Slot risponde: Salah non è stato isolato, è una questione di gestione del tutto tecnica
10 dicembre 2025
Contesto e dichiarazioni
Il tecnico olandese Arne Slot ha voluto chiarire la sua posizione sulla crisi che sta coinvolgendo Mohamed Salah, stella dei Reds, negando di aver deciso di allontanarlo dal terreno di gioco a seguito delle recenti dichiarazioni dell’egiziano.
Secondo quanto riportato dall’account di Fabrizio Romano su X, Slot ha sottolineato che tutti commettono errori nella vita e che la discussione deve partire dal confronto tra giocatore e allenatore, senza etichette drastiche.
Svolta tattica e futuro
Ha aggiunto che la questione chiave è se sia lui a dover fare la prima mossa o se debba essere Salah a prendere l’iniziativa, sottolineando che la responsabilità è una questione condivisa e non un monolite punitivo.
Ha affermato di non aver mai dichiarato di non parlare più con Salah, rinnovando la posizione che la comunicazione resta aperta e che non c’è rottura definitiva tra loro.
La decisione di escludere Salah dalla lista per la sfida di Champions League contro l’Inter è stata presentata come una scelta tattica legata alla gestione della rosa e non come una punizione personale nei confronti del giocatore.

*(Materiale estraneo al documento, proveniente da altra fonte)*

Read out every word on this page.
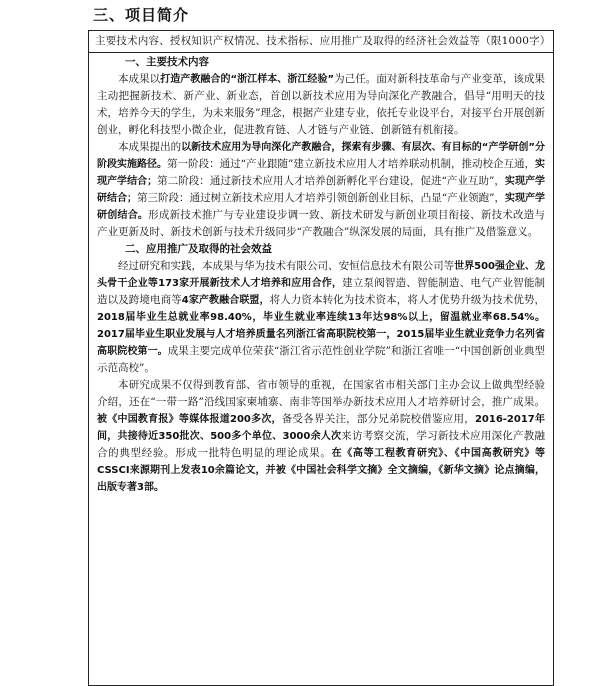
三、项目简介
主要技术内容、授权知识产权情况、技术指标、应用推广及取得的经济社会效益等（限1000字）
一、主要技术内容

本成果以打造产教融合的“浙江样本、浙江经验”为己任。面对新科技革命与产业变革，该成果主动把握新技术、新产业、新业态，首创以新技术应用为导向深化产教融合，倡导“用明天的技术，培养今天的学生，为未来服务”理念，根据产业建专业，依托专业设平台，对接平台开展创新创业，孵化科技型小微企业，促进教育链、人才链与产业链、创新链有机衔接。

本成果提出的以新技术应用为导向深化产教融合，探索有步骤、有层次、有目标的“产学研创”分阶段实施路径。第一阶段：通过“产业跟随”建立新技术应用人才培养联动机制，推动校企互通，实现产学结合；第二阶段：通过新技术应用人才培养创新孵化平台建设，促进“产业互助”，实现产学研结合；第三阶段：通过树立新技术应用人才培养引领创新创业目标，凸显“产业领跑”，实现产学研创结合。形成新技术推广与专业建设步调一致、新技术研发与新创业项目衔接、新技术改造与产业更新及时、新技术创新与技术升级同步“产教融合”纵深发展的局面，具有推广及借鉴意义。

二、应用推广及取得的社会效益

经过研究和实践，本成果与华为技术有限公司、安恒信息技术有限公司等世界500强企业、龙头骨干企业等173家开展新技术人才培养和应用合作，建立泵阀智造、智能制造、电气产业智能制造以及跨境电商等4家产教融合联盟，将人力资本转化为技术资本，将人才优势升级为技术优势，2018届毕业生总就业率98.40%，毕业生就业率连续13年达98%以上，留温就业率68.54%。2017届毕业生职业发展与人才培养质量名列浙江省高职院校第一，2015届毕业生就业竞争力名列省高职院校第一。成果主要完成单位荣获“浙江省示范性创业学院”和浙江省唯一“中国创新创业典型示范高校”。

本研究成果不仅得到教育部、省市领导的重视，在国家省市相关部门主办会议上做典型经验介绍，还在“一带一路”沿线国家柬埔寨、南非等国举办新技术应用人才培养研讨会，推广成果。被《中国教育报》等媒体报道200多次，备受各界关注，部分兄弟院校借鉴应用，2016-2017年间，共接待近350批次、500多个单位、3000余人次来访考察交流，学习新技术应用深化产教融合的典型经验。形成一批特色明显的理论成果。在《高等工程教育研究》、《中国高教研究》等CSSCI来源期刊上发表10余篇论文，并被《中国社会科学文摘》全文摘编，《新华文摘》论点摘编，出版专著3部。
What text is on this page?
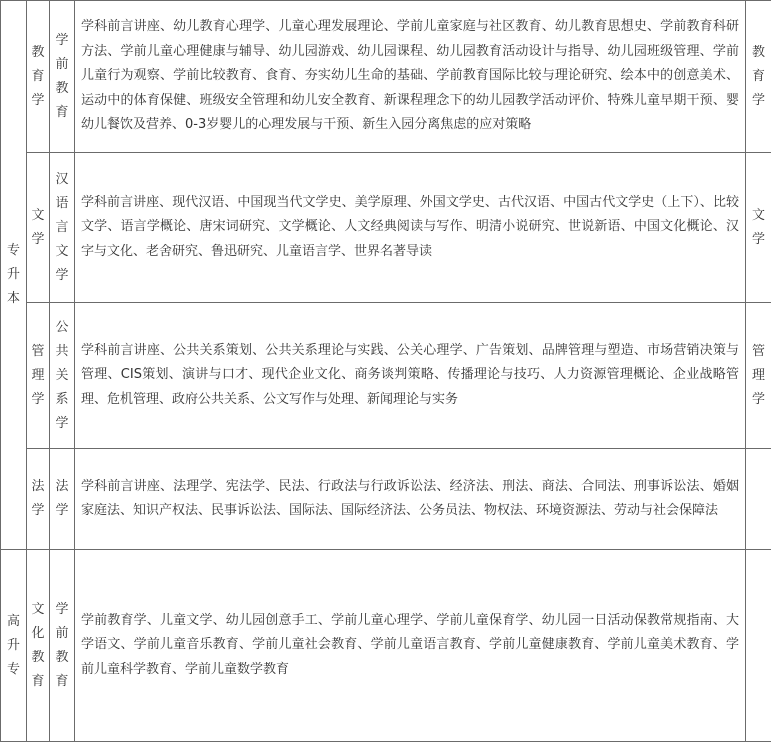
专升本	教育学	学前教育	学科前言讲座、幼儿教育心理学、儿童心理发展理论、学前儿童家庭与社区教育、幼儿教育思想史、学前教育科研方法、学前儿童心理健康与辅导、幼儿园游戏、幼儿园课程、幼儿园教育活动设计与指导、幼儿园班级管理、学前儿童行为观察、学前比较教育、食育、夯实幼儿生命的基础、学前教育国际比较与理论研究、绘本中的创意美术、运动中的体育保健、班级安全管理和幼儿安全教育、新课程理念下的幼儿园教学活动评价、特殊儿童早期干预、婴幼儿餐饮及营养、0-3岁婴儿的心理发展与干预、新生入园分离焦虑的应对策略	教育学

	文学	汉语言文学	学科前言讲座、现代汉语、中国现当代文学史、美学原理、外国文学史、古代汉语、中国古代文学史（上下）、比较文学、语言学概论、唐宋词研究、文学概论、人文经典阅读与写作、明清小说研究、世说新语、中国文化概论、汉字与文化、老舍研究、鲁迅研究、儿童语言学、世界名著导读	文学

	管理学	公共关系学	学科前言讲座、公共关系策划、公共关系理论与实践、公关心理学、广告策划、品牌管理与塑造、市场营销决策与管理、CIS策划、演讲与口才、现代企业文化、商务谈判策略、传播理论与技巧、人力资源管理概论、企业战略管理、危机管理、政府公共关系、公文写作与处理、新闻理论与实务	管理学

	法学	法学	学科前言讲座、法理学、宪法学、民法、行政法与行政诉讼法、经济法、刑法、商法、合同法、刑事诉讼法、婚姻家庭法、知识产权法、民事诉讼法、国际法、国际经济法、公务员法、物权法、环境资源法、劳动与社会保障法	

高升专	文化教育	学前教育	学前教育学、儿童文学、幼儿园创意手工、学前儿童心理学、学前儿童保育学、幼儿园一日活动保教常规指南、大学语文、学前儿童音乐教育、学前儿童社会教育、学前儿童语言教育、学前儿童健康教育、学前儿童美术教育、学前儿童科学教育、学前儿童数学教育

Nelle ultime tre gare di Premier League Slot ha mandato Salah in panchina: non ha giocato contro West Ham e Leeds, rimanendo in panchina per lunghi tratti, mentre contro Sunderland è entrato nel secondo tempo come subentrato.
Si prevede che Salah raggiunga subito la nazionale egiziana dopo la sfida contro Brighton, per partecipare alla Coppa delle Nazionali Africane in programma questo mese in Marocco.
La vicenda ha suscitato una notevole attenzione globale: Salah è al centro della discussione dopo il pareggio contro Leeds, quando è rimasto in panchina per tutta la partita, accompagnato da dichiarazioni forti sul ruolo nel club e sul suo futuro.
L’ex attaccante della Roma ha ricordato di aver dato molto a questa squadra negli anni, soprattutto nell’ultima stagione, e di non capire perché si trovi di nuovo in panchina senza una spiegazione chiara.
Ha aggiunto di non sentirsi abbandonato, ma ha suggerito che qualcuno possa voler attribuirgli la responsabilità di tutto, citando promesse estive non pienamente mantenute.
Ha chiuso ribadendo che il rapporto con l’allenatore era stato buono, ma che qualcosa è cambiato improvvisamente e che potrebbe esserci chi non desidera che Salah resti a Liverpool.
In chiusura, due battute leggere sul presente della situazione: la panchina, per Salah, potrebbe diventare una palestra di pazienza; e se la direzione cerca scuse, ricordate che nel calcio, come nella vita, la palestra delle ore extra è spesso quella che paga nel lungo periodo.